Paroles échangées sur un quai de métro. Conditions du off.
Pour beaucoup dans les hautes sphères, de telles conditions auraient été nécessaires à la perpétuation du petit théâtre des grandes et coupables hypocrisies.
Pour mon interlocuteur, il ne s’agit que du respect porté à sa libre parole.

« Vous savez on vient de parler et on parle d’adhésion de la Turquie à l’UE. Mais je ne suis pas persuadé qu’il y ait encore une UE dans quelques années. Economiquement, commercialement, techniquement, si assurément, la chose va durer. Mais politiquement, existera-t-il une union politique et stratégique dans quelques années ? Rien n’est moins sûr aujourd’hui. »
Le même jour, nous publiions dans ces colonnes un article de Nuray Mert qui posait abruptement la question de ce que devenait cette Europe à laquelle aspire la Turquie : Berlusconi, Sarkozy, Brown, etc… La Turquie souhaite-t-elle et doit-elle encore adhérer à une Europe qui par les choix de ses leaders semble incapable d’une part, de parler d’une seule voix, d’autre part, de faire entendre une autre voix que celle des Etats-Unis. Quelle est encore la signification du projet européen eu égard à son voisinage immédiat qu’est le Moyen-Orient ?
Autant de questions fortes qui devraient remuer les partisans de l’Europe puissance, identitaire et auto-centrée.

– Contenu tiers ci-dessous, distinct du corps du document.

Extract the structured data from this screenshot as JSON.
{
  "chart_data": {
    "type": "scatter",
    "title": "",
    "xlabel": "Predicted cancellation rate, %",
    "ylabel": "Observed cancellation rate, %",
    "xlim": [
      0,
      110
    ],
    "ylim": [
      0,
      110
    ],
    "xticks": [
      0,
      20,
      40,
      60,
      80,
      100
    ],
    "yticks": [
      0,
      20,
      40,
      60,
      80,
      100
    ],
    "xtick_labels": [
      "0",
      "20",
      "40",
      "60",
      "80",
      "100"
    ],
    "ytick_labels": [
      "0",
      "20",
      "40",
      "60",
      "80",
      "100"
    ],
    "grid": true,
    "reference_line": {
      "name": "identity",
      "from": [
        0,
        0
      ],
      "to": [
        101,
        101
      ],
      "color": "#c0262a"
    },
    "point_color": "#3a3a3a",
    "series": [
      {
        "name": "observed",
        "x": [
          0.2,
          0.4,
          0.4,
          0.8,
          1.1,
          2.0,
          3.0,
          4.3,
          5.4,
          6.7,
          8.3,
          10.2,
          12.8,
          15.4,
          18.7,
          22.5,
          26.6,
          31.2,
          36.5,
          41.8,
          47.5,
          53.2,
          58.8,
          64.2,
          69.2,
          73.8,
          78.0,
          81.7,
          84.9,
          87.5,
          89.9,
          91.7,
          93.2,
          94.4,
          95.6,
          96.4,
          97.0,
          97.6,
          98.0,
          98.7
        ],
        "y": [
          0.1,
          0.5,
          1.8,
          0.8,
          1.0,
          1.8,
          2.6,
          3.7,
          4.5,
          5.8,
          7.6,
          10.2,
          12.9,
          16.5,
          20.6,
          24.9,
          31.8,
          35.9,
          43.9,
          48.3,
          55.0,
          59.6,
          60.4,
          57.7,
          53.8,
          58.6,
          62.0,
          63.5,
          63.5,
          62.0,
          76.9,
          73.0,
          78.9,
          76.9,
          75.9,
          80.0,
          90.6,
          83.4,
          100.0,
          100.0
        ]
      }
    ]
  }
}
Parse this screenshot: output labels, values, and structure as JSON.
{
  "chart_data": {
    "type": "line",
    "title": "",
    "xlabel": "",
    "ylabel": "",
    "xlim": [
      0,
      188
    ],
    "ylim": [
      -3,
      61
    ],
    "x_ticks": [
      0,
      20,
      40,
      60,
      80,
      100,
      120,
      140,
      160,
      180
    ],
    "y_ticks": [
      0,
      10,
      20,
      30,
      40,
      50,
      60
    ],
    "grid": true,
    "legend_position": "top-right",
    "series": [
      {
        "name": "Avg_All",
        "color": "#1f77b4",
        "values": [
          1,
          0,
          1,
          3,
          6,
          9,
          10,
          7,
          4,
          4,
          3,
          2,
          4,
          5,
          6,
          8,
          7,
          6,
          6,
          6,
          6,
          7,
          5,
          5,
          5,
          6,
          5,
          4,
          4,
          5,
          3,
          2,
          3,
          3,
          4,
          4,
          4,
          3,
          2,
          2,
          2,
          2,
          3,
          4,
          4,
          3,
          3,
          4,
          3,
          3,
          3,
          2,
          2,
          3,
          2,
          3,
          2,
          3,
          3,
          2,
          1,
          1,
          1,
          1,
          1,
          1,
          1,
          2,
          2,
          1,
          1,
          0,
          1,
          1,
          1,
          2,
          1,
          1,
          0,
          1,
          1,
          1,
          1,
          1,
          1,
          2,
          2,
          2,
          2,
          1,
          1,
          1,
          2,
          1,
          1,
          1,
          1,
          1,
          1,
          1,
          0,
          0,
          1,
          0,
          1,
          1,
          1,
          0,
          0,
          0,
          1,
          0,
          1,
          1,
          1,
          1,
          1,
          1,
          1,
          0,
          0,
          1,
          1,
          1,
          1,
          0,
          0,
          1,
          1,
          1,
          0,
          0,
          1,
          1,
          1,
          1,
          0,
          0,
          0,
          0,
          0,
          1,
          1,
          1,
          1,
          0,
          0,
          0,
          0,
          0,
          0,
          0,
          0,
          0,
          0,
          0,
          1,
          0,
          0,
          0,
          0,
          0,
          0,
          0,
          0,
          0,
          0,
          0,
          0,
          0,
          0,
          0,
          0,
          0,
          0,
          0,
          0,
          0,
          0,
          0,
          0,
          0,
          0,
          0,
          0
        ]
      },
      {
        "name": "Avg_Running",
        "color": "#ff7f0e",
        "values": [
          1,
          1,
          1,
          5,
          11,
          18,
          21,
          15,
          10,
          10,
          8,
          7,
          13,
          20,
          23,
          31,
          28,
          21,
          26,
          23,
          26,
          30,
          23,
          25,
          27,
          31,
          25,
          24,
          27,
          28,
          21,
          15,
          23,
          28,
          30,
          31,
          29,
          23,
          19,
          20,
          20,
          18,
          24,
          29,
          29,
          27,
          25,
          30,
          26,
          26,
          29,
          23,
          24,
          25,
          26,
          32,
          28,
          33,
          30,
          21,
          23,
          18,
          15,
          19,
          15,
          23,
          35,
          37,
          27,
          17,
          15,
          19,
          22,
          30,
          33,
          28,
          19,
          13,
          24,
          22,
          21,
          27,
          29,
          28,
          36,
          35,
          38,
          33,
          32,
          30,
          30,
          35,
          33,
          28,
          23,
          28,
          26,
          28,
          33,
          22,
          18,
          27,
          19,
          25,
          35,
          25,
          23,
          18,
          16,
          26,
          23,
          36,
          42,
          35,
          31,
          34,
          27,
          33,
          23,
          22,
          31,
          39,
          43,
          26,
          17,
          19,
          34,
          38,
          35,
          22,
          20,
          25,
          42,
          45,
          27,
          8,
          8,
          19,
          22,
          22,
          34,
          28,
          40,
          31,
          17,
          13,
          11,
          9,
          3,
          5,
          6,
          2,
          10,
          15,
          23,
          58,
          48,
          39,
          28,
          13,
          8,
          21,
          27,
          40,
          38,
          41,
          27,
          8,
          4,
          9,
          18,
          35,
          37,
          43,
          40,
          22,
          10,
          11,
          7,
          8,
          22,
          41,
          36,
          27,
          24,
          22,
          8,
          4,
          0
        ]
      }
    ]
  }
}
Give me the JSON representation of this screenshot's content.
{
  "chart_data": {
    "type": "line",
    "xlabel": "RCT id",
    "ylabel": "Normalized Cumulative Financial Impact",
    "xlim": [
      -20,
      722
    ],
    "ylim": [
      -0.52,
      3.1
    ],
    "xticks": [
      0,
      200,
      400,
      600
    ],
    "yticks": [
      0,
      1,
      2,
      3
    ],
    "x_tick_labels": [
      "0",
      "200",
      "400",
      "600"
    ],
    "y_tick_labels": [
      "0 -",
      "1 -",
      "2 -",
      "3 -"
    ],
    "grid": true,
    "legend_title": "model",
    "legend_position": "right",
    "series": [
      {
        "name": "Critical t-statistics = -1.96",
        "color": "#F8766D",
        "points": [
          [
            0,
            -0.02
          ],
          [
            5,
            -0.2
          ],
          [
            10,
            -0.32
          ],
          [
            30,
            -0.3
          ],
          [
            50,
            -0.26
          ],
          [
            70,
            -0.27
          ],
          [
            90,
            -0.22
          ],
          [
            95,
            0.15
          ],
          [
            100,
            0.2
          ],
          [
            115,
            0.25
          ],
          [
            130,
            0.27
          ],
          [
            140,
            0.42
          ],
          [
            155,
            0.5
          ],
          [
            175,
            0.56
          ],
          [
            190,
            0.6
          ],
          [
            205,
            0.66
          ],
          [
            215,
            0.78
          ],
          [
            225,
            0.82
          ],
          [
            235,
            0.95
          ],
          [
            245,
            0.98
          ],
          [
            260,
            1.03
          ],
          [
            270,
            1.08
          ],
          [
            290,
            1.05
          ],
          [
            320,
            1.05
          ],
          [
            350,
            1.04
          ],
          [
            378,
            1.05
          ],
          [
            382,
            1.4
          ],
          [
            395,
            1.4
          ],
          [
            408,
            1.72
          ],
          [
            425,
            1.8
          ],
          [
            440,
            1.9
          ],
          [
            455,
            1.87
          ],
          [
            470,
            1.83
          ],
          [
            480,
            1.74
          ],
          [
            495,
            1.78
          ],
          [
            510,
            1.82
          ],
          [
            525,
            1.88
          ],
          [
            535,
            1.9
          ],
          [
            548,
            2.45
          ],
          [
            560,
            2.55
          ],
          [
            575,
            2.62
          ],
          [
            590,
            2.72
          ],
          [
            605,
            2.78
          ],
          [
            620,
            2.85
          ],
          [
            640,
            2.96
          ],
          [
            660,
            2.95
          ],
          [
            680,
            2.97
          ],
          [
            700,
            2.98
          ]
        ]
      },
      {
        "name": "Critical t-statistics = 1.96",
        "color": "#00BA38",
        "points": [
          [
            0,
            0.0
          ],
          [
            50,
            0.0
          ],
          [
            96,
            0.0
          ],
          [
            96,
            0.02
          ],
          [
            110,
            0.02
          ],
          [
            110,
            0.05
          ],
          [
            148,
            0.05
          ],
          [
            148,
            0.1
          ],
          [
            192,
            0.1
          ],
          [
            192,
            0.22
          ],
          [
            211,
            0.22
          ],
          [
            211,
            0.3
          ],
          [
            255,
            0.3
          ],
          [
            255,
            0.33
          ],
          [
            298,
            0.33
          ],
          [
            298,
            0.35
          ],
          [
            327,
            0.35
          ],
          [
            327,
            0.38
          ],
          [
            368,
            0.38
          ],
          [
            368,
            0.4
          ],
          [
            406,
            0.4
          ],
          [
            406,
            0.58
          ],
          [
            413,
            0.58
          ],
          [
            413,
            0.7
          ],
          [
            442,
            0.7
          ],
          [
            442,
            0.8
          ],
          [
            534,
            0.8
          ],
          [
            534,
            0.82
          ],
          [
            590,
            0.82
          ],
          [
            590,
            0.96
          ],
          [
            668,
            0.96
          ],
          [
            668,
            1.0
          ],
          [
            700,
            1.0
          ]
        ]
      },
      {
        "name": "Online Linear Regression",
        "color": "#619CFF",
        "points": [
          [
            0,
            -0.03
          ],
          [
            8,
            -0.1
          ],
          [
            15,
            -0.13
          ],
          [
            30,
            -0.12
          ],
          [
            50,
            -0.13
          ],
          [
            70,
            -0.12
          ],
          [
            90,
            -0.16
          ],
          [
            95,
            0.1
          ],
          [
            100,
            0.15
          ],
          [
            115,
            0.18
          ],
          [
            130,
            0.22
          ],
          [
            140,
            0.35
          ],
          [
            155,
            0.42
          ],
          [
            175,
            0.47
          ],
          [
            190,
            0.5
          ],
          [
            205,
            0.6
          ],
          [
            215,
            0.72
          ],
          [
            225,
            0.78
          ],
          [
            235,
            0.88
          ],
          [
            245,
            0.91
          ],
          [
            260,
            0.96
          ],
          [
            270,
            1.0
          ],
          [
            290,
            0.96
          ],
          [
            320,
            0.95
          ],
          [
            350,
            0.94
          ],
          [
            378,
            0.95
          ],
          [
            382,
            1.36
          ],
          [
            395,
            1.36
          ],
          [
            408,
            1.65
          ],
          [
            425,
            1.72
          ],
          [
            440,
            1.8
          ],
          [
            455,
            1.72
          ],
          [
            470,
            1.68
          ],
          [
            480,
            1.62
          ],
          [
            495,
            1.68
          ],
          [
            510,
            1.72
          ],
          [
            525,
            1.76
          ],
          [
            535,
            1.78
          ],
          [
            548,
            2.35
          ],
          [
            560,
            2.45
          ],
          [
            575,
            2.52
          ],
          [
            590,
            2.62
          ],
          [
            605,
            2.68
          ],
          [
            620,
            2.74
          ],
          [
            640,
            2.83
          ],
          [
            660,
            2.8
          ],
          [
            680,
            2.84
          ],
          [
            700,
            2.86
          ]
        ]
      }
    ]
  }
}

Mon interlocuteur poursuit.
« C’est la raison pour laquelle, en ayant le risque de cette absence à l’esprit, il nous faut au moins préserver l’optique d’une adhésion pour la Turquie. Quand bien même le processus n’aboutirait pas, il est nécessaire aujourd’hui pour la Turquie de le maintenir sur les rails. Sans chercher, pour l’instant, à viser plus loin. »

On peut déduire de cela plusieurs choses :

- Mon interlocuteur est un ardent et ancien défenseur de l’adhésion de la Turquie à l’UE : il ne s’agit pas pour lui de prouver que la Turquie est européenne. De grapiller des subsides européens. Ou même de simplement forcer la main des conservateurs islamistes ou militaires en Turquie. Non, il faut « viser plus loin ». C’est-à-dire inscrire le projet d’adhésion de la Turquie dans un projet bien plus large. Pour l’Europe.
Et Nuray Mert de toucher juste : si le projet européen est politique, il n’est pas culturel ni patrimonial, il n’est pas celui d’une réunification de ce qui ne fut jamais uni, il est sûrement stratégique avant tout. Le projet européen devra correspondre au choix d’une géographie pertinente… Alors la Cappadoce et les Etats tampons…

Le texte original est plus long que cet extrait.